Abstract 822: Enhanced Left Ventricle TGFβ2 Signaling in a Model of Dilated Cardiomyopathy

Pathological gene transcription and induction of proinflammatory signaling is a hallmark of dilated cardiomyopathy (DCM) and HF. Previous studies from our lab identified TGFβ2 as a putative driver of inflammation during DCM progression. To study the role of TFGβ2 in DCM hearts, we analyzed TFGβ signaling networks, as well as TFGβ2-induced gene expression changes from mice carrying a human DCM mutation in phospholamban (PLN R9C ). ELISA was used to confirm TGFβ isoform levels in PLN and wild type (WT) hearts: only TGFβ2 was significantly increased in PLN R9C mice (TGFβ1: 1.6-fold, p=0.15; TGFβ2: 9.6-fold, p=0.01; TGFβ3: 1.0-fold, p=0.88) (Figure).

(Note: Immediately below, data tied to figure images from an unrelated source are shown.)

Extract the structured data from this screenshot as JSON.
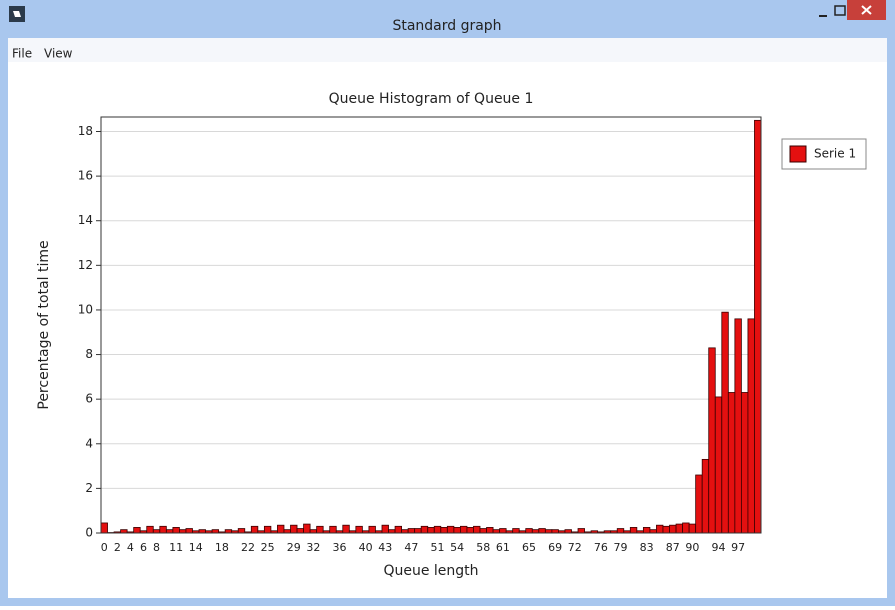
{
  "window": {
    "title": "Standard graph",
    "menu": [
      "File",
      "View"
    ]
  },
  "chart_data": {
    "type": "bar",
    "title": "Queue Histogram of Queue 1",
    "x_label": "Queue length",
    "y_label": "Percentage of total time",
    "categories": [
      "0",
      null,
      "2",
      null,
      "4",
      null,
      "6",
      null,
      "8",
      null,
      null,
      "11",
      null,
      null,
      "14",
      null,
      null,
      null,
      "18",
      null,
      null,
      null,
      "22",
      null,
      null,
      "25",
      null,
      null,
      null,
      "29",
      null,
      null,
      "32",
      null,
      null,
      null,
      "36",
      null,
      null,
      null,
      "40",
      null,
      null,
      "43",
      null,
      null,
      null,
      "47",
      null,
      null,
      null,
      "51",
      null,
      null,
      "54",
      null,
      null,
      null,
      "58",
      null,
      null,
      "61",
      null,
      null,
      null,
      "65",
      null,
      null,
      null,
      "69",
      null,
      null,
      "72",
      null,
      null,
      null,
      "76",
      null,
      null,
      "79",
      null,
      null,
      null,
      "83",
      null,
      null,
      null,
      "87",
      null,
      null,
      "90",
      null,
      null,
      null,
      "94",
      null,
      null,
      "97",
      null,
      null,
      null
    ],
    "series": [
      {
        "name": "Serie 1",
        "color": "#e41010",
        "values": [
          0.45,
          0.02,
          0.05,
          0.15,
          0.05,
          0.25,
          0.1,
          0.3,
          0.15,
          0.3,
          0.15,
          0.25,
          0.15,
          0.2,
          0.1,
          0.15,
          0.1,
          0.15,
          0.05,
          0.15,
          0.1,
          0.2,
          0.05,
          0.3,
          0.1,
          0.3,
          0.1,
          0.35,
          0.15,
          0.35,
          0.2,
          0.4,
          0.15,
          0.3,
          0.1,
          0.3,
          0.1,
          0.35,
          0.1,
          0.3,
          0.1,
          0.3,
          0.1,
          0.35,
          0.15,
          0.3,
          0.15,
          0.2,
          0.2,
          0.3,
          0.25,
          0.3,
          0.25,
          0.3,
          0.25,
          0.3,
          0.25,
          0.3,
          0.2,
          0.25,
          0.15,
          0.2,
          0.1,
          0.2,
          0.1,
          0.2,
          0.15,
          0.2,
          0.15,
          0.15,
          0.1,
          0.15,
          0.05,
          0.2,
          0.05,
          0.1,
          0.05,
          0.1,
          0.1,
          0.2,
          0.1,
          0.25,
          0.1,
          0.25,
          0.15,
          0.35,
          0.3,
          0.35,
          0.4,
          0.45,
          0.4,
          2.6,
          3.3,
          8.3,
          6.1,
          9.9,
          6.3,
          9.6,
          6.3,
          9.6,
          18.5
        ]
      }
    ],
    "ylim": [
      0,
      18.65
    ],
    "yticks": [
      0,
      2,
      4,
      6,
      8,
      10,
      12,
      14,
      16,
      18
    ],
    "grid": true,
    "legend": "upper right"
  }
}
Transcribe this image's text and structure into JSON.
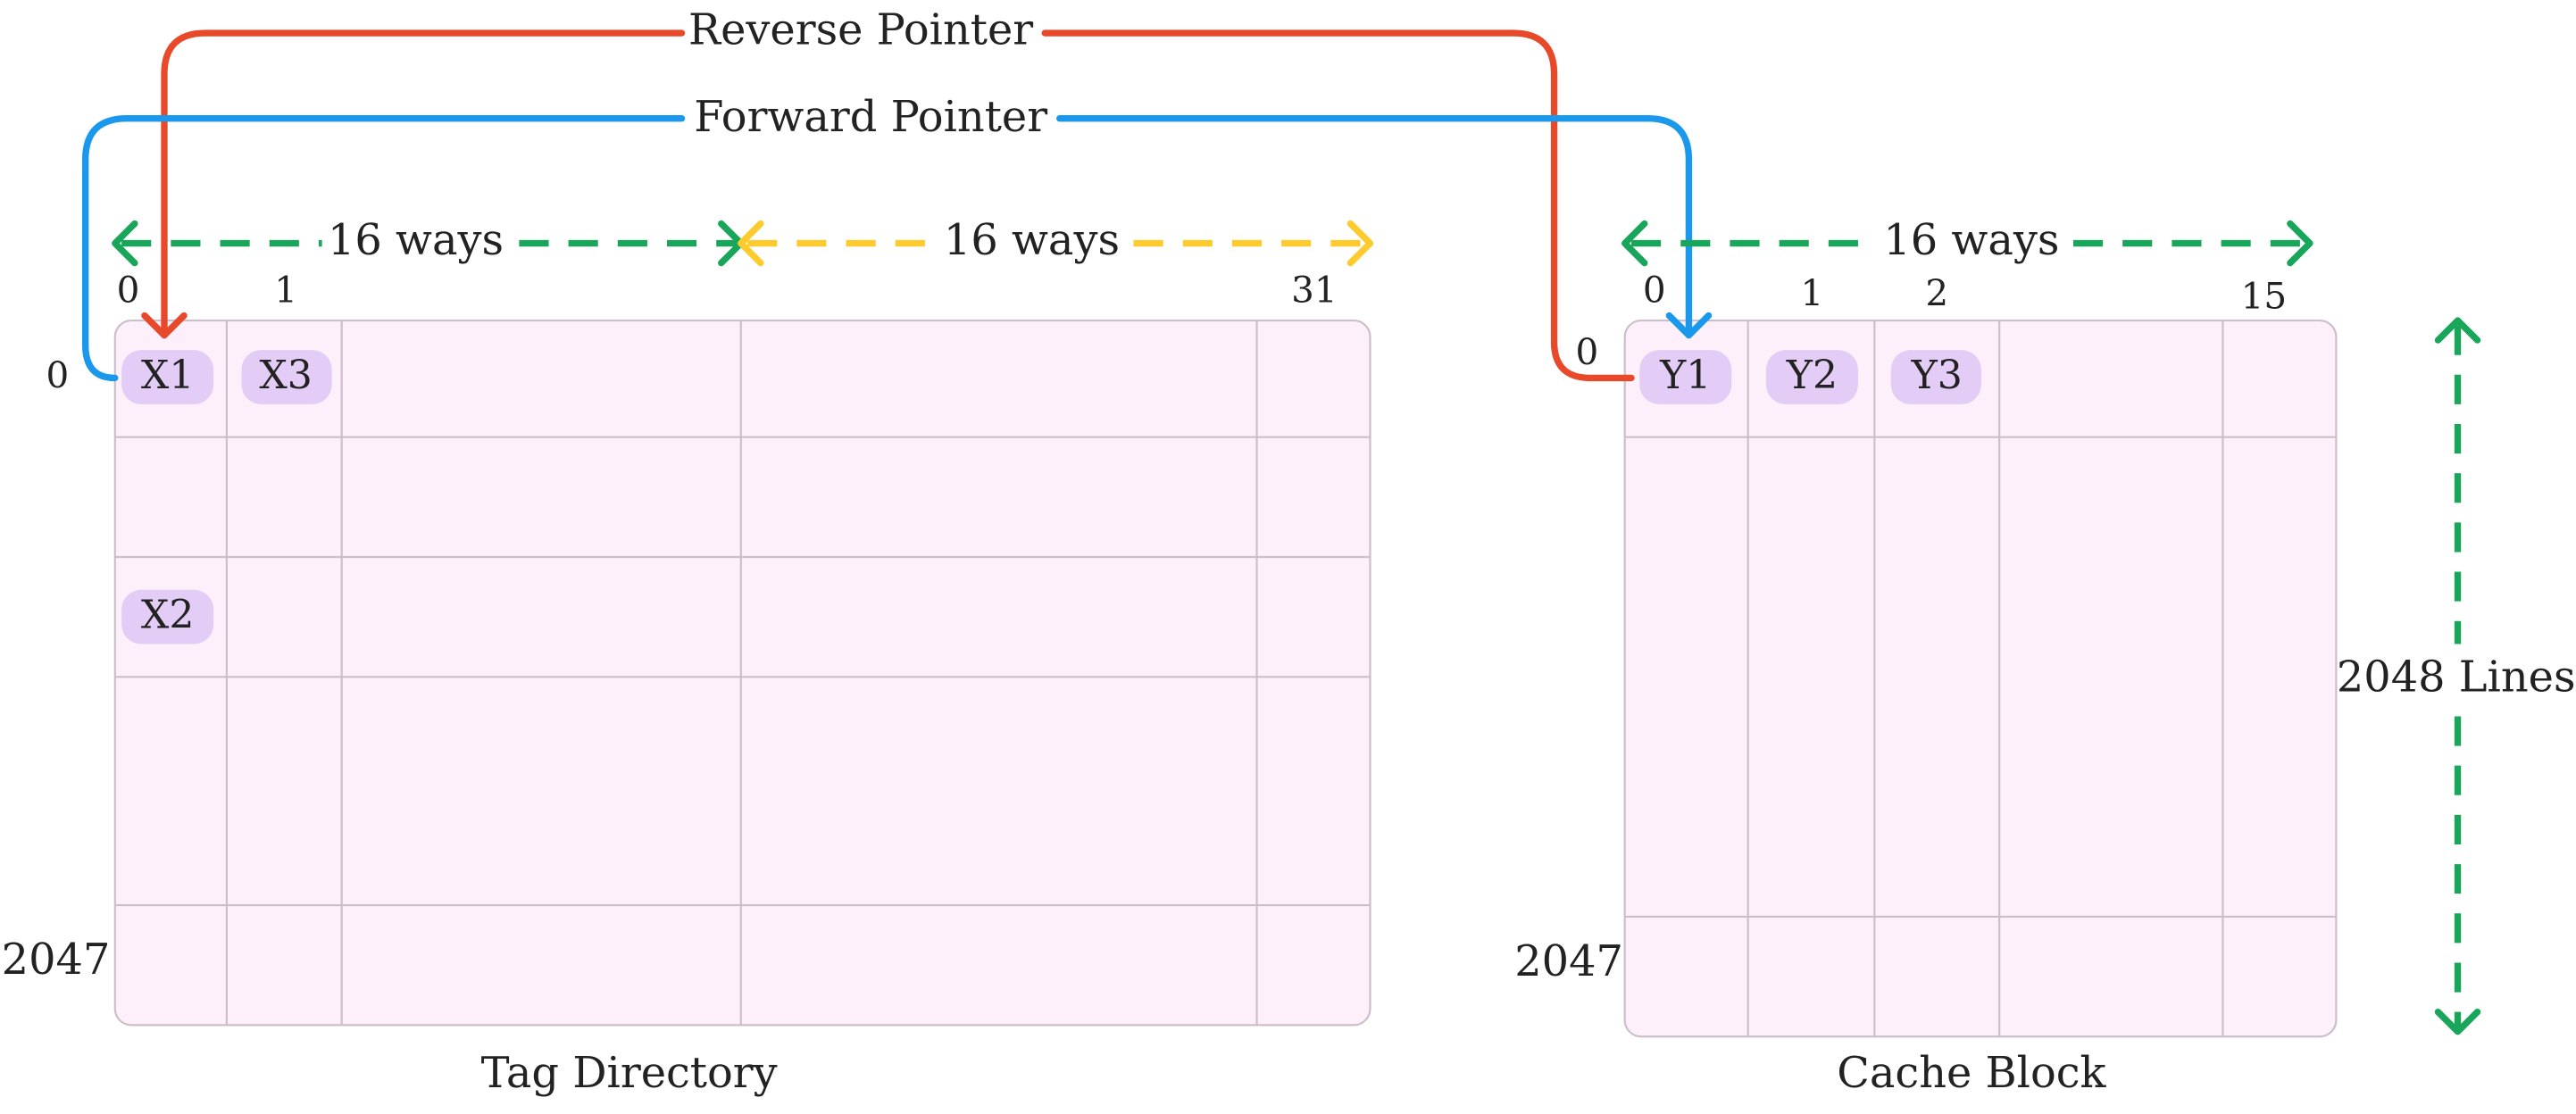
{
  "pointers": {
    "reverse": "Reverse Pointer",
    "forward": "Forward Pointer"
  },
  "tag_directory": {
    "title": "Tag Directory",
    "ways_left": "16 ways",
    "ways_right": "16  ways",
    "col_labels": [
      "0",
      "1",
      "31"
    ],
    "row_labels": [
      "0",
      "2047"
    ],
    "entries": [
      "X1",
      "X3",
      "X2"
    ]
  },
  "cache_block": {
    "title": "Cache Block",
    "ways": "16  ways",
    "col_labels": [
      "0",
      "1",
      "2",
      "15"
    ],
    "row_labels": [
      "0",
      "2047"
    ],
    "entries": [
      "Y1",
      "Y2",
      "Y3"
    ],
    "lines": "2048 Lines"
  }
}
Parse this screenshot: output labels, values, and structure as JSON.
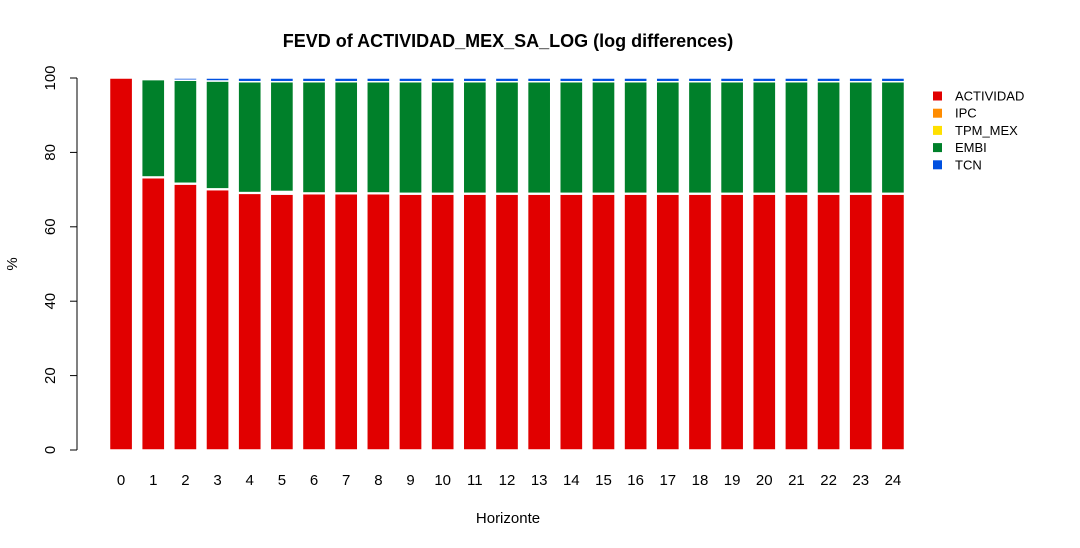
{
  "chart_data": {
    "type": "bar",
    "stacked": true,
    "title": "FEVD of ACTIVIDAD_MEX_SA_LOG (log differences)",
    "xlabel": "Horizonte",
    "ylabel": "%",
    "ylim": [
      0,
      100
    ],
    "yticks": [
      0,
      20,
      40,
      60,
      80,
      100
    ],
    "legend_position": "right",
    "categories": [
      "0",
      "1",
      "2",
      "3",
      "4",
      "5",
      "6",
      "7",
      "8",
      "9",
      "10",
      "11",
      "12",
      "13",
      "14",
      "15",
      "16",
      "17",
      "18",
      "19",
      "20",
      "21",
      "22",
      "23",
      "24"
    ],
    "series": [
      {
        "name": "ACTIVIDAD",
        "color": "#E10000",
        "values": [
          100,
          73.2,
          71.5,
          70.0,
          69.0,
          68.8,
          68.9,
          68.9,
          68.9,
          68.8,
          68.8,
          68.8,
          68.8,
          68.8,
          68.8,
          68.8,
          68.8,
          68.8,
          68.8,
          68.8,
          68.8,
          68.8,
          68.8,
          68.8,
          68.8
        ]
      },
      {
        "name": "IPC",
        "color": "#FF8C00",
        "values": [
          0,
          0.1,
          0.1,
          0.1,
          0.1,
          0.3,
          0.1,
          0.1,
          0.1,
          0.1,
          0.1,
          0.1,
          0.1,
          0.1,
          0.1,
          0.1,
          0.1,
          0.1,
          0.1,
          0.1,
          0.1,
          0.1,
          0.1,
          0.1,
          0.1
        ]
      },
      {
        "name": "TPM_MEX",
        "color": "#FFE000",
        "values": [
          0,
          0.1,
          0.1,
          0.1,
          0.1,
          0.4,
          0.1,
          0.1,
          0.1,
          0.1,
          0.1,
          0.1,
          0.1,
          0.1,
          0.1,
          0.1,
          0.1,
          0.1,
          0.1,
          0.1,
          0.1,
          0.1,
          0.1,
          0.1,
          0.1
        ]
      },
      {
        "name": "EMBI",
        "color": "#00802A",
        "values": [
          0,
          26.2,
          27.7,
          29.0,
          29.8,
          29.5,
          29.9,
          29.9,
          29.9,
          30.0,
          30.0,
          30.0,
          30.0,
          30.0,
          30.0,
          30.0,
          30.0,
          30.0,
          30.0,
          30.0,
          30.0,
          30.0,
          30.0,
          30.0,
          30.0
        ]
      },
      {
        "name": "TCN",
        "color": "#0050E0",
        "values": [
          0,
          0.4,
          0.6,
          0.8,
          1.0,
          1.0,
          1.0,
          1.0,
          1.0,
          1.0,
          1.0,
          1.0,
          1.0,
          1.0,
          1.0,
          1.0,
          1.0,
          1.0,
          1.0,
          1.0,
          1.0,
          1.0,
          1.0,
          1.0,
          1.0
        ]
      }
    ]
  }
}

Levels of total SMAD2 (1.5-fold, p=0.002), phosphorylated SMAD2 (P-SMAD2; 3.9-fold, p=0.0003), and the P-SMAD2/SMAD2 ratio (2.6-fold, p=0.0004) were greater in PLN R9C mice. Treatment with exogenous TGFβ2 results in activation of cultured cardiac fibroblasts from WT hearts ( Col1a1 (3.3-fold), Col4a1 (2.7-fold), Ctgf (6.4-fold), Eng (2.6-fold), Fn1 (2.8-fold), Lox (2.6-fold), Mmp2 (2.8-fold), Postn (4.1-fold), Rhob (3.6-fold), Tgfb1 (3.6-fold), Tgfb2 (2.9-fold), Tgfb3 (3.0-fold), Tie1 (2.4-fold), Thsb1 (4.3-fold)). Our results demonstrate that TGFβ2 levels are increased and that TGFβ signaling is activated in PLN R9C hearts with DCM. These data suggest that TGFβ2 is a specific and potent inflammatory mediator in the heart and mark this isoform as a potential therapeutic target in DCM.